NOGALES, Ariz., Feb. 1, 2013 /PRNewswire/ -- If the U.S. Department of Commerce refuses to accept good-faith concessions by Mexico's tomato-growing industry after months of negotiating a trade agreement, it signals a dangerous precedent that would have unintended consequences for U.S. jobs, said an industry group that fears a broad trade war could break out.
"If the Commerce Department kills the tomato trade agreement, this will almost certainly threaten the livelihood of hundreds of thousands of American workers, seriously strain thousands of American businesses and needlessly impose a substantially higher cost to American consumers of tomatoes," said Lance Jungmeyer, President of the Fresh Produce Association of the Americas (FPAA). "What's more, the Commerce Department risks igniting a trade war with our second-largest trading partner, a war that could impact exports of other American commodities."

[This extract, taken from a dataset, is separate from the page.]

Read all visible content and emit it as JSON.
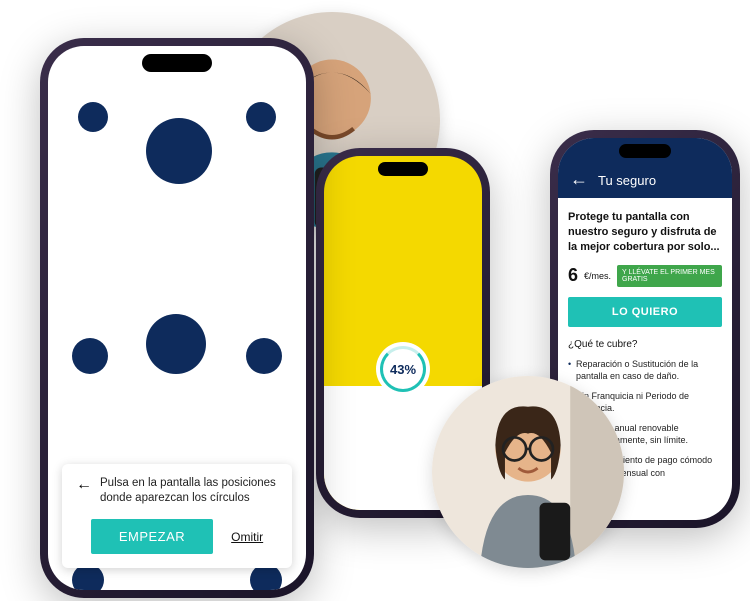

Jungmeyer added that if the Commerce Department ultimately chooses to abandon the 16-year-old agreement, American workers, business owners and consumers ought to ask one simple, but important question: Why?
FPAA's brief in support of continuing the Tomato Suspension Agreement, filed this week with the Commerce Department, includes facts on the U.S. economic stake in Mexican tomatoes that bring three important questions into sharp focus:Why would the U.S. government risk the enormous economic benefit American businesses, workers and communities reap from the import of Mexican tomatoes to the U.S.?
- More than 81 cents of every dollar American consumers spend on Mexican tomatoes goes to workers and businesses in the U.S. that make up the supply chain – distributors, shippers, retailers and many other ancillary services. This formula is derived from the USDA Food Dollar series.
- Mexico sold $1.8 billion in tomatoes to the U.S. market in 2011, as valued at the first point of sale. In total, the $1.8 billion in Mexican tomatoes equals a food dollar value of $9.47 billion, based upon the USDA/ERS calculations. Using these same calculations, this means that the $1.8 billion in Mexican tomatoes generates an additional $7.67 billion in economic activity, after the first point of sale.
- Indirectly, the sale of Mexican tomatoes in the U.S. generated approximately $7.7 billion in total economic activity, according to 2011 figures.
- Of the 81 cents not generated after the first point of sale, a full 38.5 cents goes toward U.S. labor, a significant stakeholder in the public interest.
- This labor is comprised of warehouse workers, such as the thousands employed in the border regions that import Mexican tomatoes, not to mention the laborers at the many repacking operations and wholesalers scattered around the United States.
- According to the above USDA/ERS calculations, the Mexican tomato supply chain generated $3.64 billion in labor activity in the United States in 2011, after the point of first sale. This equates to 275,000 full-time job equivalents.
- This includes not only distributors, truckers, retailers, but also revenues that go to media that run advertising about the tomatoes; businesses that fuel and repair the trucks that take the tomatoes to market; and many other ancillary providers. And they operate in communities across the U.S., communities that benefit from the trade.
- For example, Mexican tomatoes generated four cents out of every dollar spent in the U.S. for the transportation sector in the United States in 2011, or $378 million.
- Another 8 cents of every dollar goes toward packaging. Using the above USDA/ERS calculations, this means that Mexican tomatoes generated $757 million in packaging sector economic activity in the United States in 2011.
- Another 3.5 cents out of every dollars spent in the U.S. on Mexican tomatoes goes to taxes, an equivalent of $63 million in 2011 that went to community chests across the country.